Berlusconi ne renonce pas

Monde

H. Le.

Publié le - Mis à jour le

Le président du Conseil sortant n'entend pas accepter sa défaite

ROME Les heures et les jours qui passent n'amenuisent en rien le courroux de Silvio Berlusconi. La défaite d'extrême justesse enregistrée par son cartel de la droite, il refuse de l'envisager et a décidé de mettre en branle tous les arguments juridiques et polémiques dont il dispose pour tenter si pas d'inverser, au moins d'invalider la donne.
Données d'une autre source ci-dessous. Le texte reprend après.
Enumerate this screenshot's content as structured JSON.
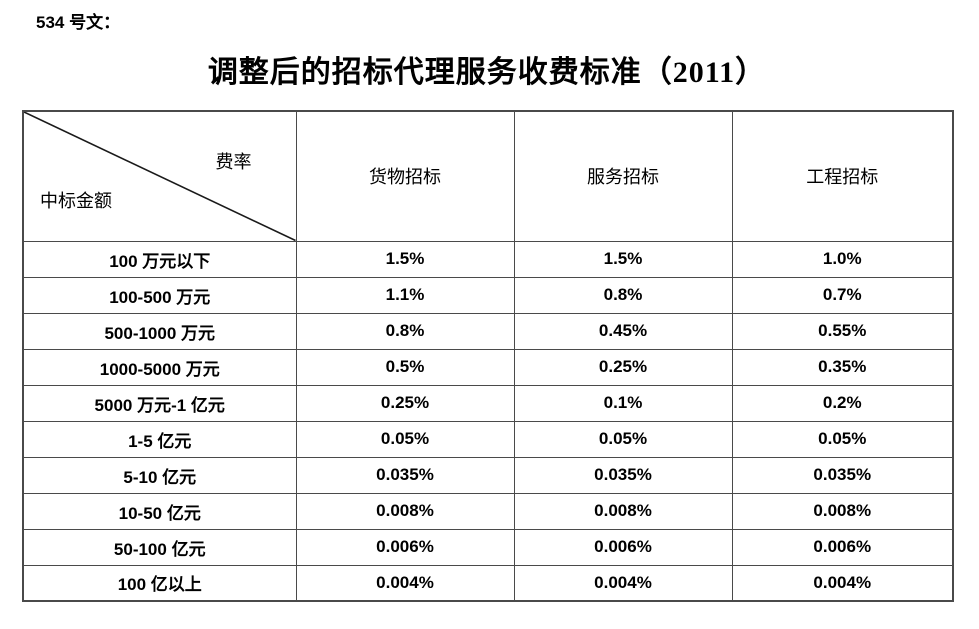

Silvio Berlusconi a ainsi affirmé vendredi sa ferme intention de «résister» et de ne pas reconnaître la victoire de l'Union de la gauche aux élections législatives.

«Nous continuons. Nous résisterons», a-t-il déclaré à un groupe de personnes rencontrées à la sortie de sa résidence, rue du Plébiscite, dans le centre historique de Rome.

Silvio Berlusconi a fait stopper sa voiture et est venu au-devant des curieux, dont certains l'encourageaient.

Le chef du gouvernement se rendait à l'aéroport pour passer les fêtes de Pâques à Milan où réside sa famille.

Silvio Berlusconi refuse de reconnaître la victoire de son adversaire, Romano Prodi, ancien président de la Commission européenne devenu chef de l'Union des partis de la gauche, aux élections législatives des 9 et 10 avril.

Il a dénoncé des «fraudes massives et des magouilles à n'en plus finir» commises en faveur de Romano Prodi lors du scrutin et a réclamé la vérification des bulletins de vote contestés.

L'erreur qui accentue le malaise

Un argumentaire renforcé par un énorme sentiment de malaise issu de ce que le ministère italien de l'Intérieur italien a présenté comme une «erreur».

En effet, ce ministère - toujours entre les mains de la droite - a reconnu vendredi avoir fait une énorme erreur dans le décompte de ces bulletins, dont le nombre «passe de 43.028 à 2.131 pour la Chambre des députés et de 39.822 à 3.135 pour le Sénat», a-t-il annoncé dans un communiqué.

«Le premier calcul, provisoire, a été le résultat d'une erreur matérielle», a reconnu le ministère.

Et les premiers contrôles sur ces bulletins contestés ont permis d'attribuer plus de 300 votes: 163 à la coalition de Silvio Berlusconi et 150 à l'Union de la gauche de Romano Prodi, indiquent les médias italiens.

Les vérifications vont prendre plusieurs jours et la Cour de cassation devra ensuite valider les résultats des législatives. La procédure devrait être terminée la semaine prochaine, selon la presse.

«Notre victoire se confirme», a commenté le chef de l'Union de la gauche Romano Prodi. «C'est la fin d'une grave et pénible affaire», a renchéri Francesco Rutelli, chef du parti de la Marguerite (centre gauche).

«Le communiqué du ministère de l'Intérieur ne clôt pas l'affaire», a toutefois averti Ignazio La Russa, un des responsables de l'Alliance nationale, le parti de droite dirigé par le chef de la diplomatie italienne Gianfranco Fini. «De graves irrégularités ont été commises», a-t-il insisté.

«Prodi ne doit pas encore chanter victoire», a pour sa part averti Luigi Casero, membre de Forza Italia, le mouvement de Silvio Berlusconi.

Prodi avait dû rêver à des débuts plus sereins à la tête de sa coalition hétéroclite.